Zuerst die schlechte Nachricht

Das juristische Halbwissen in den Haftanstalten ist enorm. Und für einen Verteidiger, der nur lockeren Kontakt zu seinen inhaftierten Mandanten hält, manchmal gefährlich. Nämlich z.B. dann, wenn der Häftling von einem anderen – erfahrenen! – Häftling verwundert gefragt wird, warum er denn noch immer nicht draußen sei, und das dann regelmäßig mit der Unfähigkeit des Verteidigers begründet wird.

Der Mandant wurde vor knapp 7 Monaten verhaftet. Und er sitzt seitdem in der Untersuchungshaftanstalt Moabit. Die Hauptverhandlung hat noch immer nicht begonnen.

Ein kluger Mitgefangener hat den Mandanten auf die 6-Monats-Frist des § 121 StPO hingewiesen. Die sei bereits abgelaufen, das Kammergericht habe die Haftfortdauer nicht angeordnet, also müsse der Haftbefehl aufgehoben werden. Wenn der Verteidiger das nicht wisse und er nichts unternimmt, tauge er nichts. Der Mitgefangene hatte auch gleich die Visitenkarte des besten Verteidigers weit und breit parat …
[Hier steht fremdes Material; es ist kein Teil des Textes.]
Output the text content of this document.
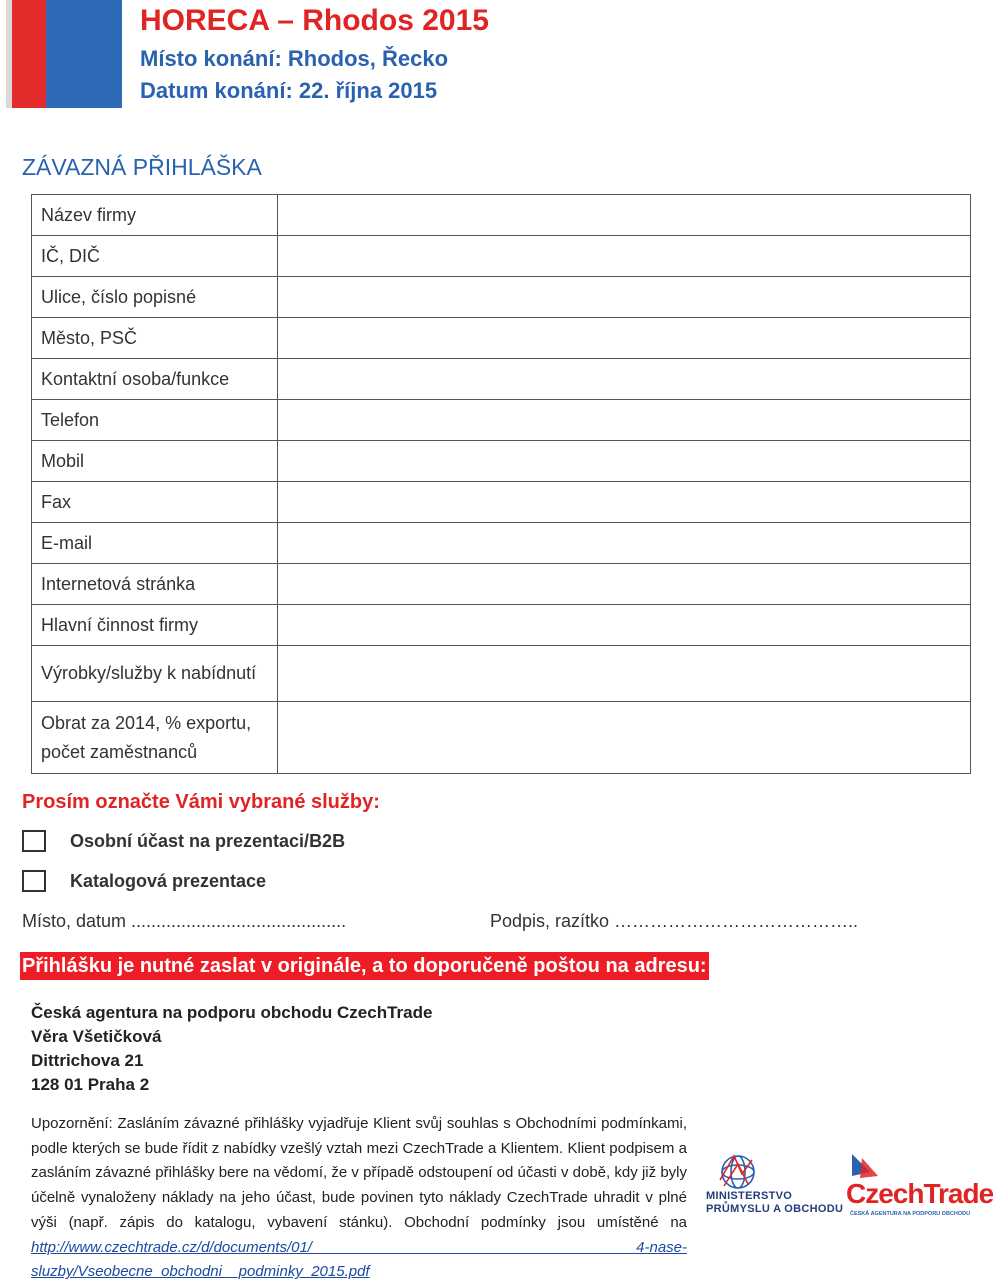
HORECA – Rhodos 2015
Místo konání: Rhodos, Řecko
Datum konání: 22. října 2015
ZÁVAZNÁ PŘIHLÁŠKA
Název firmy	
IČ, DIČ	
Ulice, číslo popisné	
Město, PSČ	
Kontaktní osoba/funkce	
Telefon	
Mobil	
Fax	
E-mail	
Internetová stránka	
Hlavní činnost firmy	
Výrobky/služby k nabídnutí	
Obrat za 2014, % exportu,
počet zaměstnanců	
Prosím označte Vámi vybrané služby:
Osobní účast na prezentaci/B2B
Katalogová prezentace
Místo, datum ...........................................	Podpis, razítko …………………………………..
Přihlášku je nutné zaslat v originále, a to doporučeně poštou na adresu:
Česká agentura na podporu obchodu CzechTrade
Věra Všetičková
Dittrichova 21
128 01 Praha 2
Upozornění: Zasláním závazné přihlášky vyjadřuje Klient svůj souhlas s Obchodními podmínkami, podle kterých se bude řídit z nabídky vzešlý vztah mezi CzechTrade a Klientem. Klient podpisem a zasláním závazné přihlášky bere na vědomí, že v případě odstoupení od účasti v době, kdy již byly účelně vynaloženy náklady na jeho účast, bude povinen tyto náklady CzechTrade uhradit v plné výši (např. zápis do katalogu, vybavení stánku). Obchodní podmínky jsou umístěné na http://www.czechtrade.cz/d/documents/01/ 4-nase-sluzby/Vseobecne_obchodni__podminky_2015.pdf
MINISTERSTVO
PRŮMYSLU A OBCHODU CzechTrade
ČESKÁ AGENTURA NA PODPORU OBCHODU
Ich mußte den Mandanten enttäuschen. Das mit der Haftentlassung wegen Fristversäumnis wird nichts. Auch nicht, wenn der beste aller Verteidiger einen entsprechenden Antrag stellt.

Denn der Mandant hat während der 7 Monate eine Ersatzfreiheitsstrafe abgesessen, weil er eine alte Geldstrafe nicht bezahlt hatte. Dazu wurde die Untersuchungshaft für 90 Tage unterbrochen. Und um diese 3 Monate verlängert sich die 6-Monats-Frist.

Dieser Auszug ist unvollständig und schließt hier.